Aunque su currículum ya parecía un catálogo de hazañas, Héctor aún tenía que convencer a muchos entrenadores que no sabían que existía.
Era diario meterme a Twitter (ahora X), buscar el coach defensivo de cada universidad, encontrar su correo o DM, enviar highlights y decirles: ‘yo puedo ayudarte a ganar’”, cuenta Héctor cómo se convirtió en su agente digital.
Un trabajo de oficina disfrazado de sueño: mandar videos a la SEC, después a la ACC, después a la MAC dieron como resultado 14 ofertas de becas completas. Entre ellas Memphis, Buffalo, Miami-Ohio. Pero eligió Eastern Michigan por la honestidad.

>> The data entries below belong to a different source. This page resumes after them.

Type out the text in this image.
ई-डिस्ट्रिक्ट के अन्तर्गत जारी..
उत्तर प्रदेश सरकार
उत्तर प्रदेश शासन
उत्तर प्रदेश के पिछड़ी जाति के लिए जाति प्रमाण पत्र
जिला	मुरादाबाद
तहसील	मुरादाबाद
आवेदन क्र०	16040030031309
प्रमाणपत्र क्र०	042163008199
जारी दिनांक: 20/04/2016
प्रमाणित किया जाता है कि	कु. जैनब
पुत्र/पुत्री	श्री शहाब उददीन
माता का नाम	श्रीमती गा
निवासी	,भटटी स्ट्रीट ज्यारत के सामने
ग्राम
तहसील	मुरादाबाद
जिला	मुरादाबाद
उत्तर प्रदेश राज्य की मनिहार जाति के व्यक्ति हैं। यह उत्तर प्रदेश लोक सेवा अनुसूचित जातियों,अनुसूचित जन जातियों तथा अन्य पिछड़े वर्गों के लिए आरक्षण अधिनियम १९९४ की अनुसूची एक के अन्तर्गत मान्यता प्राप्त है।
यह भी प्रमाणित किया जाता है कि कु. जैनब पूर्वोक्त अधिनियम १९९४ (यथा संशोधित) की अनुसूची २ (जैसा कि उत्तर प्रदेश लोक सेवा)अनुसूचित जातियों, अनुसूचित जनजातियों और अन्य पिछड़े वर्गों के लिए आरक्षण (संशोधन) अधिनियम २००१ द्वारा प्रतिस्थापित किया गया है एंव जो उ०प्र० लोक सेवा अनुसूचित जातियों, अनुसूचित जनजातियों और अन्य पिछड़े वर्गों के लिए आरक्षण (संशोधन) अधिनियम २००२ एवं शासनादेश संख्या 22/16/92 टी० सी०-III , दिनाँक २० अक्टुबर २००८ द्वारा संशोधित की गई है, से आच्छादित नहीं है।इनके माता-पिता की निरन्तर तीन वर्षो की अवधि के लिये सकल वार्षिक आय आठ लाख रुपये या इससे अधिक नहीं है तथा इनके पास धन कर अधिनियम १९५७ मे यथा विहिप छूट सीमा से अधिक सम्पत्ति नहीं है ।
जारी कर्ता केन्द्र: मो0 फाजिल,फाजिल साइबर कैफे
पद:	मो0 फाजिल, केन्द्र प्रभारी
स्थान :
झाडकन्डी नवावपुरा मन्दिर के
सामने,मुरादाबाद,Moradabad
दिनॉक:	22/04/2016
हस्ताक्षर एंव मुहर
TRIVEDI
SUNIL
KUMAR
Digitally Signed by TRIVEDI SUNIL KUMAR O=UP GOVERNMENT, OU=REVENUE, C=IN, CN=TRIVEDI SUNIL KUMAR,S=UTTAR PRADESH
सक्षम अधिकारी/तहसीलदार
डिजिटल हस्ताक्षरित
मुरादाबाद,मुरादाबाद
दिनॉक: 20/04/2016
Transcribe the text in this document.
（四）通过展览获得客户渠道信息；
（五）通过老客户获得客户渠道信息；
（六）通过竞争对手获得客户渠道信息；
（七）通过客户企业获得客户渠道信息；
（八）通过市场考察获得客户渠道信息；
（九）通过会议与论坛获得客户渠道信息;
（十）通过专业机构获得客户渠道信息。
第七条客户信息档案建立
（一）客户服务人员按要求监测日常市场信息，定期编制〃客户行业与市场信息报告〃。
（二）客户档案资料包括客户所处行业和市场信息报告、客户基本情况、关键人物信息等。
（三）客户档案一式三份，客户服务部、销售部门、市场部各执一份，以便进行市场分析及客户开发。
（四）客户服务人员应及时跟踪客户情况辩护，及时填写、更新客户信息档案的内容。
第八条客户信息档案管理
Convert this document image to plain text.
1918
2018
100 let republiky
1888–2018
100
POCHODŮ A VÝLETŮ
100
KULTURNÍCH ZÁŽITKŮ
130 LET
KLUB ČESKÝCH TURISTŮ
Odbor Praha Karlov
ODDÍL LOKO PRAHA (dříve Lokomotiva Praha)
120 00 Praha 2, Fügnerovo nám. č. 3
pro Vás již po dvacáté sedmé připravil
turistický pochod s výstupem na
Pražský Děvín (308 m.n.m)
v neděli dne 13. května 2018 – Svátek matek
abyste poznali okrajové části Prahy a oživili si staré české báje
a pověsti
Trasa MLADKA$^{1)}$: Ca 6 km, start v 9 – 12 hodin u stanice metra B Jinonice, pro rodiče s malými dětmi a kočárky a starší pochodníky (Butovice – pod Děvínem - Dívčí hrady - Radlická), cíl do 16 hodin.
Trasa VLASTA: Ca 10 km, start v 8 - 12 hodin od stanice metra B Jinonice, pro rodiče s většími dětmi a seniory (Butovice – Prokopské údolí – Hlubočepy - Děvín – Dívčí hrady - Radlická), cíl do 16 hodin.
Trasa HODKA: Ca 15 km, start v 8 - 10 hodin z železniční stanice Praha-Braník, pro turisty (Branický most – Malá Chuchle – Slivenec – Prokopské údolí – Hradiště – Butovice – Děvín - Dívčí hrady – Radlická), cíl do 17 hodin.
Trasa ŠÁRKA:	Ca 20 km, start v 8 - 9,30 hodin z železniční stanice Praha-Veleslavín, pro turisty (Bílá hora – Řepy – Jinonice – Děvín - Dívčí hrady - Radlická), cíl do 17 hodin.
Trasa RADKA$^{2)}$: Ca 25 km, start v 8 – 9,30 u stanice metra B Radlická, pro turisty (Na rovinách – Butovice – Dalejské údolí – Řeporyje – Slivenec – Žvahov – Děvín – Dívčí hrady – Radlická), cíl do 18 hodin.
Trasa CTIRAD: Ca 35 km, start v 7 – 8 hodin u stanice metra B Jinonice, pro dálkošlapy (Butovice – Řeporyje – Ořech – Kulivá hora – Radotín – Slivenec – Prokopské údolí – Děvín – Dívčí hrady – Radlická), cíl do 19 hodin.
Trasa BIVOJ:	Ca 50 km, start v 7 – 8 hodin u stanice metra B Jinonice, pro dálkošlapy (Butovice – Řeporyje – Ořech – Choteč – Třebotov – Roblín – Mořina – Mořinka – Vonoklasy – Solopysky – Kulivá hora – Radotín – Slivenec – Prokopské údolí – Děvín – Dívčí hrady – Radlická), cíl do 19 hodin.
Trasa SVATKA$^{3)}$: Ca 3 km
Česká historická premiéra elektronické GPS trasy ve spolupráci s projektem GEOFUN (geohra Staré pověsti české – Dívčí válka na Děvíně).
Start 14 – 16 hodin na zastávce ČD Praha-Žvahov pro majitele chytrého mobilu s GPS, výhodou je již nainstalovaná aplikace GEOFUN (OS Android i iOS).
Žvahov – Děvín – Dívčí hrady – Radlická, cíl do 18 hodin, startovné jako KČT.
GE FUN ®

Me sentí querido, no como un número. Me dijeron cómo me iban a formar, no sólo a usar. Estudio finanzas”.
Para un niño mexicano soñar con la NFL es como querer colonizar Marte. Y para uno que juega en la línea defensiva, es incluso peor.
Siempre que veía mexicanos en Estados Unidos eran pateadores. Yo quiero cambiar eso”, dice González.
Desde enero entrena bajo la tutela del staff que moldeó a Crosby. Entró en el último puesto, terminó primavera en el segundo equipo y va decidido a pelear por minutos desde su primer año en una posición que necesita rotar constantemente.
Mi filosofía es simple: la jugada no acaba hasta que el árbitro pita”, dice, citando a su ídolo, el propio Maxx Crosby. “Yo no quiero perder un año redshirt, quiero mostrar desde ya que puedo jugar al nivel de NFL”.
Mientras se acomoda en la rotación defensiva, González también navega el nuevo juego fuera del campo: el NIL, las ganancias por imagen y nombre que se les permite a los atletas universitarios.
No vine aquí por dinero, vine a mejorar. Pero claro, es una motivación extra”, reconoce. Eastern Michigan ya le da un pago semanal, y con su progreso llegarán bonos por rendimiento.
Mientras tanto, divide sus días entre juntas a las seis de la mañana, prácticas, gimnasio, clases de finanzas y noches de estudio. Su calendario está marcado en rojo para cuando visiten a Kentucky bajo las luces de un estadio repleto.
Ellos son favoritos, nosotros underdogs. Pero no me importa el nombre del rival. Quiero mostrar que un mexicano puede estar en esos escenarios”.
En la última década, la exportación deportiva mexicana ha cambiado de geografía: ciclistas ganan etapas, peloteros se vuelven All Stars, pilotos levantan trofeos, pero el futbol americano se mantiene como tierra hostil.
Héctor González quiere mover la frontera. “Si esto lo lee un niño mexicano, que sepa que se puede. No es fácil. Nadie lo regala. Pero si uno lo logra, no tiene por qué ser el último”, dice.
Este otoño, en medio del anonimato mediático que rodea al futbol americano colegial, un defensivo nacido en Monterrey correrá detrás de futuras estrellas de la NFL.